Of course, history counts for very little when the reality is that transfer fees expended have consistently been in the bottom three of the league. It has been a death by a thousand cuts - a slow bleeding out on the pitch and off it.
The club has drifted away from me and many others, and until last season I have cared very little about it. I have felt apathetic and pessimistic, and increasingly the games felt like a chore.
This is not new. Coventry, Notts County, Darlington, Charlton – all taken to the brink by mismanagement. Clubs down in League Two like Oldham Athletic are becoming ensnared with complex and bizarre financial credit arrangements with third parties - hotels, leisure facilities and even car parking spaces, raising cash in increasingly short-term, shady and irresponsible ways. Bury are not a cautionary tale, they are the start of something much more worrying.

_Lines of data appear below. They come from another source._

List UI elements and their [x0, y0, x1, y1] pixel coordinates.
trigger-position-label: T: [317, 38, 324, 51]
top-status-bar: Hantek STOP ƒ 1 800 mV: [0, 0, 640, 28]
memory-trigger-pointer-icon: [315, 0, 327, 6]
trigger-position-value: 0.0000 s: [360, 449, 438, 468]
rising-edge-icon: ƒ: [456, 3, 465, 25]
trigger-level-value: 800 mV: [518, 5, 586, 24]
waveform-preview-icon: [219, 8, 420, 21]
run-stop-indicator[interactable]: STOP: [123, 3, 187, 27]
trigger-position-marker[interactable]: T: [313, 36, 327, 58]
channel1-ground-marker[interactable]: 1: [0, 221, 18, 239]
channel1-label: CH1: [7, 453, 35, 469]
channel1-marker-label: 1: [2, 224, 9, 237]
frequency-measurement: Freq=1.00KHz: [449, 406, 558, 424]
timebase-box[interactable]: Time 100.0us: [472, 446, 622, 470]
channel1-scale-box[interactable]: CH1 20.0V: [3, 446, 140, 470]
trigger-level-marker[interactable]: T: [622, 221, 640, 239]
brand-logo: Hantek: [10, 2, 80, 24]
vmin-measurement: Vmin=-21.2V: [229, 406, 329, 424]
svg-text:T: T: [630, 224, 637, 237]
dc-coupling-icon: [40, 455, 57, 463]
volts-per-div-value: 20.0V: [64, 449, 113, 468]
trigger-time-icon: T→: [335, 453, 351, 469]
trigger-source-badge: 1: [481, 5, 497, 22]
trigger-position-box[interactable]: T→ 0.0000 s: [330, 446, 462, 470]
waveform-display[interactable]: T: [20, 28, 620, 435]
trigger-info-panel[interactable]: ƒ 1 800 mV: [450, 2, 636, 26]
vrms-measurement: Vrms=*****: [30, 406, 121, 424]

Realistically, the EFL is an organisation that can do little to stem the tide of these sorts of cases occurring more regularly. Clubs from the Championship down exist on extremely uncertain financial footings.
The EFL do not control the financial auditing of their member clubs with anywhere near enough scrutiny, and the ‘fit and proper person test’ is seemingly about as effective as a cat flap in an elephant house.
The system needs regulating from Westminster, rather than laying the blame with the EFL, or the FA who are subservient to the Premier League and its excessive corporate and financial might.
Owners are visitors, and history will judge and then forget them. Marcus Evans, like the Cobbolds, Sheepshanks et al, is a custodian of a club that means so much to so many. Leaving your club to drift into insignificance is as much a crime as much as defacing a local monument or bulldozing a local library.
The club is not just a simple weekend past time, it links families and generations in a unique and powerful way. Like Bury - every club has a history - days in the sun to be treasured and immortalised. So, to watch famous old clubs teeter on the brink of existence - I struggle to imagine what I would feel like were this to be Ipswich - I hope and pray I never do.
I am heartened by the recalibration of the club by Paul Lambert and the swell of enthusiasm for a club starting out in new surroundings. Huge away followings and a rocking Portman Road - all this despite the largely unconvincing performances.
The dizzying cocktail of hope, winning games of football and being top of the league. It feels like a new relationship - we are blind to some of the glaring faults on the pitch as we just love feeling this way again!
Perhaps we are disproportionately hopeful, but the club is healing and getting used to its new surrounding, and the results are providing a glorious tonic. Who knows where it might lead, or how long this feeling will last, but it is clear that the club has started to listen.
The act of utter brazen carelessness in binning the trust back in 2013 is gradually being reconciled. The club must persevere long term with these relationships, for it is these that will revitalise the symbiotic relationship of club and town.
Couple this with a wonderful terrace ‘culture’ seeping back into the club by virtue of the fantastic Blue Action group, and a passionate manager in Lambert driving hyperbole and positivity into the veins of Town fans at every opportunity, the club is getting a jump start.
It might be a longer road than we had hoped for but let’s stick with it - we might just be getting our club back - and that, when all is said and done, matters more than anything else.